Wednesday, October 24, 2007

Jim Lehrer's NewsHour Poetry Series

When Ruth Lilly left a ton of money to Poetry Magazine a few years ago, there was some talk about just what the magazine would do with its windfall. Something along the lines of bringing poetry into mainstream America, maybe, and then I didn't hear much more. This week a friend called to tell me The News Hour with Jim Lehrer has a poetry segment. "They're really into it," she assured me. Sure enough, the NewsHour Poetry Series is funded by the Poetry Foundation—Ruth Lilly's money. That's pretty danged mainstream.

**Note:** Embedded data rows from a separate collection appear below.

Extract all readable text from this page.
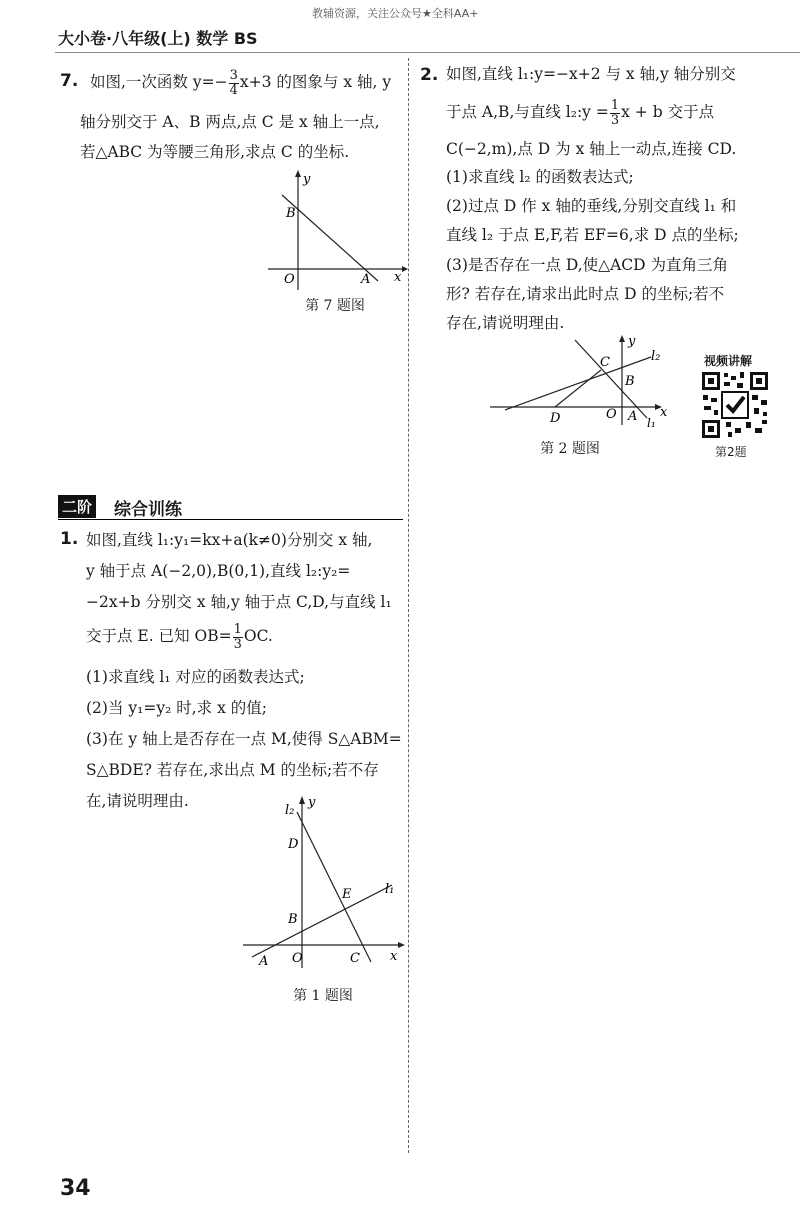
教辅资源，关注公众号★全科AA+
大小卷·八年级(上) 数学 BS
7. 如图,一次函数 $y=- \frac{3}{4} x+3$ 的图象与 x 轴, y

轴分别交于 A、B 两点,点 C 是 x 轴上一点,

若△ABC 为等腰三角形,求点 C 的坐标.

y
B
O	A x
第 7 题图
二阶 综合训练
1. 如图,直线 l₁:y₁=kx+a(k≠0)分别交 x 轴,

y 轴于点 A(−2,0),B(0,1),直线 l₂:y₂=

−2x+b 分别交 x 轴,y 轴于点 C,D,与直线 l₁

交于点 E. 已知 $OB= \frac{1}{3}$ OC.

(1)求直线 l₁ 对应的函数表达式;

(2)当 y₁=y₂ 时,求 x 的值;

(3)在 y 轴上是否存在一点 M,使得 S△ABM=

S△BDE? 若存在,求出点 M 的坐标;若不存

在,请说明理由.

l₂
y
D
E	l₁
B
A O	C x
第 1 题图
2. 如图,直线 l₁:y=−x+2 与 x 轴,y 轴分别交

于点 A,B,与直线 l₂:y = $\frac{1}{3}$ x + b 交于点

C(−2,m),点 D 为 x 轴上一动点,连接 CD.

(1)求直线 l₂ 的函数表达式;

(2)过点 D 作 x 轴的垂线,分别交直线 l₁ 和

直线 l₂ 于点 E,F,若 EF=6,求 D 点的坐标;

(3)是否存在一点 D,使△ACD 为直角三角

形? 若存在,请求出此时点 D 的坐标;若不

存在,请说明理由.

y
C	l₂
B
D	O A x
l₁
第 2 题图
视频讲解
第2题
34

In more obscure news, Gary Snyder spoke tonight at Columbia. Billed as a reading with commentary, "In the Light of East Asia" didn't interest me so much as simply getting a look at the last of the Beats. Snyder was the inspiration for the lead character in Kerouac's Dharma Bums. He's now a distinguished (and still a bit rugged looking) and good-natured academic. (Unfortunately, he reminded me of Baltimore who continues to be MIA. Indeed their paths may well have crossed back in the San Francisco heydey.) You know how I like to jot down great lines? Well, here's what one of Snyder's poems sounded like tonight in the cavernous Columbia library with the sound system from hell:

Mooshfusch zagn
strangely so over the kritsch molfields
kureght nushen still here.
Betcha grabber wolk kerry next
practice the Chinese
sene wejo inobgohne
grego.

2 Comments:

At 12:58 AM, Anonymous Ms. J said...

Ha ha ha hee hee. Great translation of that poem, my dear.

 
At 11:51 AM, Blogger DAK said...

Well, at least you got to see Gary Snyder. He's one of my heroes, ol' Japphy Ryder himself. I always imagine Snyder and Kerouac in those fire towers in Northern California, sending poems to eagles.